The breast cancer treatment landscape includes 250+ companies working to develop 300+ pipeline therapies. Leading companies include Tanvex Biopharma, Sichuan Kelun-Biotech Biopharmaceutical, Shanghai Henlius Biotech, Byondis, CSPC Ouyi Pharmaceutical Co., Ltd., Pfizer, Jazz Pharmaceuticals, Biostar Pharma, Inc., Chia Tai Tianqing Pharmaceutical Group, InventisBio, Coherent Biopharma, Shanghai Jiaolian Drug Research and Development Co., Ltd., Ambrx, MediLink Therapeutics (Suzhou) Co., Ltd., Tasly Pharmaceutical Group, Convalife (Shanghai) Co., Ltd., Merck & Co., AstraZeneca, Aclaris Therapeutics, Boehringer Ingelheim, NovaOnco Therapeutics Co., Ltd., Verastem Oncology, Ellipses Pharma, Shenzhen Yangli Pharmaceutical Technology Co., Ltd., TYK Medicine, Ascendis Pharma, ExpreS2ion Biotechnologies, Mersana Therapeutics, Exelixis, Shenzhen Celconta Life Science, Beijing Wehand-Bio Pharmaceutical, VM Oncology, Hinova Pharmaceuticals, OS Therapies, and Syntab Therapeutics.

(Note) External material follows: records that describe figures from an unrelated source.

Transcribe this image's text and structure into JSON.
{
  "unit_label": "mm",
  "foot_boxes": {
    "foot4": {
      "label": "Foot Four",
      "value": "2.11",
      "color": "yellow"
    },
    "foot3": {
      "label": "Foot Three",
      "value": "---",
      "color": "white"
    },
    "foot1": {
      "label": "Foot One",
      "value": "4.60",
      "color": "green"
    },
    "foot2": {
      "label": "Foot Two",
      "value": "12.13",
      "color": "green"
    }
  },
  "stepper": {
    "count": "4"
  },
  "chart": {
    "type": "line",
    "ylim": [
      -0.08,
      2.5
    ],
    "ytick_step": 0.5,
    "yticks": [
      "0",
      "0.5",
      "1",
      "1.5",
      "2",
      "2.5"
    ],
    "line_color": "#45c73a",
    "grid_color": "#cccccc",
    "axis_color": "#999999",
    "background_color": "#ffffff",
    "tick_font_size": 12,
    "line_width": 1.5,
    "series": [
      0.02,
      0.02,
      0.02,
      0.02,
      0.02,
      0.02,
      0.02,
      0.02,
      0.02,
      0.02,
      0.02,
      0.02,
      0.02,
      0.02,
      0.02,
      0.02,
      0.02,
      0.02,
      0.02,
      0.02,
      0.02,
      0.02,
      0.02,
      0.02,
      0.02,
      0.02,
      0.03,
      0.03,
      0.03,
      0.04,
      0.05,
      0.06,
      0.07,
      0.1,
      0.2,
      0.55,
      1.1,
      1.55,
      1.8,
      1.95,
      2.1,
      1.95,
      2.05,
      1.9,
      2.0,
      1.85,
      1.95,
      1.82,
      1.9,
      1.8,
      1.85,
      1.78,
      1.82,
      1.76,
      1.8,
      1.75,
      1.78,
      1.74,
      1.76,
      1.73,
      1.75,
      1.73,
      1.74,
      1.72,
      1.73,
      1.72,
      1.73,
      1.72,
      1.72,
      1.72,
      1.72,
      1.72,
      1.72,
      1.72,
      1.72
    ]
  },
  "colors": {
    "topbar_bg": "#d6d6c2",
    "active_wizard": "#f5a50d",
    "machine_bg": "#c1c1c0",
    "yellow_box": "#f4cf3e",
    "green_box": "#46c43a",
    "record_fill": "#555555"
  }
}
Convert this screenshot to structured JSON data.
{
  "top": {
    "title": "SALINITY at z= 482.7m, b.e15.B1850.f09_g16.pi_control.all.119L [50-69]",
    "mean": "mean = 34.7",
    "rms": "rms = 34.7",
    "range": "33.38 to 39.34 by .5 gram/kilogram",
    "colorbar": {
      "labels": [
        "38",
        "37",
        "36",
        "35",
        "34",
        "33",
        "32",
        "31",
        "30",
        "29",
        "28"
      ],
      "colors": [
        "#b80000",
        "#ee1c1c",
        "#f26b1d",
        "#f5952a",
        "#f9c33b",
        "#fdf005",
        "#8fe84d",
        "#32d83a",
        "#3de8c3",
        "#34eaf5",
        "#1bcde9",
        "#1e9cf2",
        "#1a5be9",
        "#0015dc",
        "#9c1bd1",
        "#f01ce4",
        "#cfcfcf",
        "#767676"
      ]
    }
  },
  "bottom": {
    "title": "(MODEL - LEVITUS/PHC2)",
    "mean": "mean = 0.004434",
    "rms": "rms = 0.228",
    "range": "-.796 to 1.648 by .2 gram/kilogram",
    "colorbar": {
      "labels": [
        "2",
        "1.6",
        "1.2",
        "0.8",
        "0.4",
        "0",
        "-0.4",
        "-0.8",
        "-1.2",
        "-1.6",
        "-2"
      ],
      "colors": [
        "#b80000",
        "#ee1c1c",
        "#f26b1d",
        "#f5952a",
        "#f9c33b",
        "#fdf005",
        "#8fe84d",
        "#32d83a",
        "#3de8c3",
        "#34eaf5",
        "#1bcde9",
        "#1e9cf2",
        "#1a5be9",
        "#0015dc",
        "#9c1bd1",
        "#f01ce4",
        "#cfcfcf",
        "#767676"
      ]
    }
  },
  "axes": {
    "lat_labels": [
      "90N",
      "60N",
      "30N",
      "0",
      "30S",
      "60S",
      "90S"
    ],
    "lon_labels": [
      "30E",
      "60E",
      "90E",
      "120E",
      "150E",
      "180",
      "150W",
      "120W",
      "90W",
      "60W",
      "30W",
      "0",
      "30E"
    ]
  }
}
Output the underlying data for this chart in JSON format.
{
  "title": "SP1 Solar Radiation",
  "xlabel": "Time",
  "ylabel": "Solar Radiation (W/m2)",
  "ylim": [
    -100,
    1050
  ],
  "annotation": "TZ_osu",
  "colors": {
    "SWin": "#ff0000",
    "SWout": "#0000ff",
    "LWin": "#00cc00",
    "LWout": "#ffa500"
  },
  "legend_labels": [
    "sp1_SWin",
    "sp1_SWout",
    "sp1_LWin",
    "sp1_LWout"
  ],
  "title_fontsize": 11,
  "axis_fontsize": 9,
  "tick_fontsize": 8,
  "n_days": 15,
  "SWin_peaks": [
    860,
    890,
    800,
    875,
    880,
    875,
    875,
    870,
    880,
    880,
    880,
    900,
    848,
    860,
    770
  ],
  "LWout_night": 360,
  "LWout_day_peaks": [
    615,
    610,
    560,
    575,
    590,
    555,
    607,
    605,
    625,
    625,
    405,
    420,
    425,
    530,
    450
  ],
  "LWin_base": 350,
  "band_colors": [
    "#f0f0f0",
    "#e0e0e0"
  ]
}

Promising pipeline therapies include Oraxol, ARV-471, Ribociclib, E7389, Trastuzumab, GM-CSF, Paclitaxel, Gemcitabine/Carboplatin, and Iniparib. Vepdegestrant (ARV-471) from Pfizer/Arvinas is an investigational, orally bioavailable PROteolysis TArgeting Chimera (PROTAC) protein degrader designed to specifically target and degrade the estrogen receptor (ER) for the treatment of patients with ER-positive/HER2-negative breast cancer.